Educators at North Carolina's school for the gifted share a growing concern that the nation's most talented students are being neglected. Counting room, board, and salaries for a 15-member faculty that includes eight Ph.D.s, per pupil educational costs at N.C.S.S.M will be about $6,000 --nearly three times the average statewide per pupil expenditure.

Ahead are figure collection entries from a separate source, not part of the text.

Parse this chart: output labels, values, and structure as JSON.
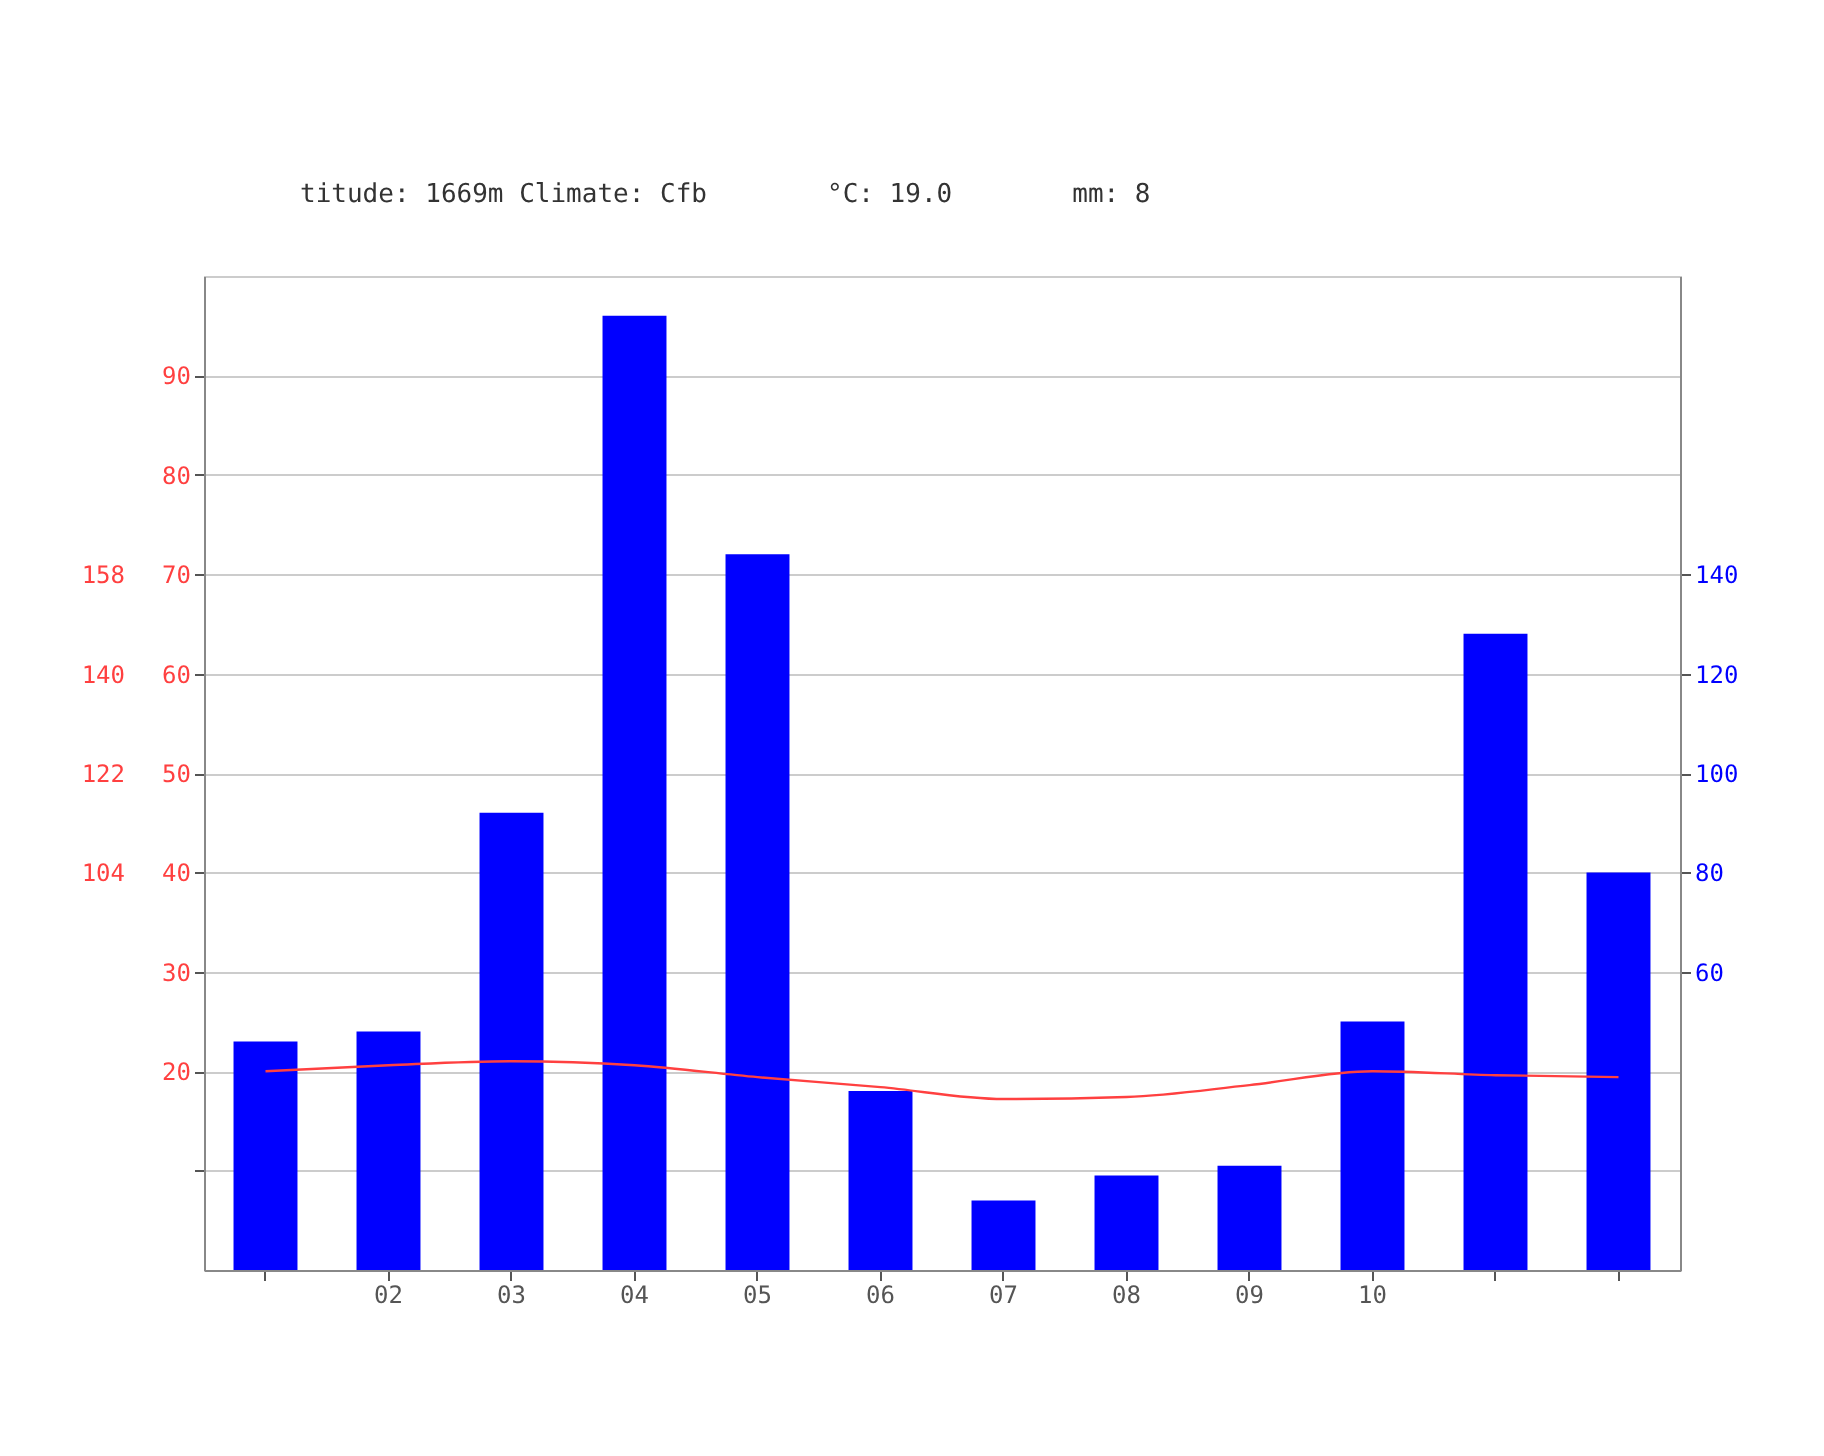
{
  "chart_data": {
    "type": "bar",
    "annotations": [
      "titude: 1669m Climate: Cfb",
      "°C: 19.0",
      "mm: 8"
    ],
    "categories": [
      null,
      "02",
      "03",
      "04",
      "05",
      "06",
      "07",
      "08",
      "09",
      "10",
      null,
      null
    ],
    "series": [
      {
        "axis": "y2",
        "color": "#0000ff",
        "values": [
          46,
          48,
          92,
          192,
          144,
          36,
          14,
          19,
          21,
          50,
          128,
          80
        ]
      },
      {
        "type": "line",
        "axis": "y",
        "color": "#ff4040",
        "values": [
          20.0,
          20.6,
          21.0,
          20.6,
          19.4,
          18.4,
          17.2,
          17.4,
          18.6,
          20.0,
          19.6,
          19.4
        ]
      }
    ],
    "ylim": [
      0,
      100
    ],
    "yticks": [
      {
        "value": 10,
        "label": null
      },
      20,
      30,
      40,
      50,
      60,
      70,
      80,
      90
    ],
    "y2lim": [
      0,
      200
    ],
    "y2ticks": [
      60,
      80,
      100,
      120,
      140
    ],
    "y3lim": [
      32,
      212
    ],
    "y3ticks": [
      104,
      122,
      140,
      158
    ],
    "grid": "y"
  }
}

Private industry has so far pledged about $1 million to help pay for costly lab equipment.
The most expensive feature, and the most unusual for a public high school, is the residential plan, which Director Charles R. Eilber describes as the key to the educational experiment. Says he: "We don't put the kids on the bus at 3:30 p.m. The computer room can go full blast until 10 p.m."
Though it was attacked as elitist by some educational officials in North Carolina, the school managed to win endorsement from the state legislature. Recalls the Governor: "I pushed it because I'm concerned about the loss in productivity in American industry and the loss of our competitive edge in the whole technological field. At the high school level, we simply are not doing the best job we can do."
Faculty are chosen for a complete mastery of their subjects, plus an ability to talk about values. Students are offered a range of seven algebra and calculus courses. They must take at least one course each in physics, chemistry and biology, plus interdisciplinary American studies dealing with history and culture. Writing is studied and practiced in special seminar groups.
So far there are no formal interscholastic team sports. Students tend to play brain games like Dungeons & Dragons, or fool around with one of N.C.S.S.M.'s four computers. Boys and girls live in separate dorms and have no visiting privileges in one another's rooms. All students must be in their dorms by 10 p.m. "They're all risk takers here," says Dean of Academic Affairs Cecily Cannan Selby. "They gave up football and girlfriends and being cock of the walk for an unknown challenge." So far only one student has withdrawn--because of homesickness.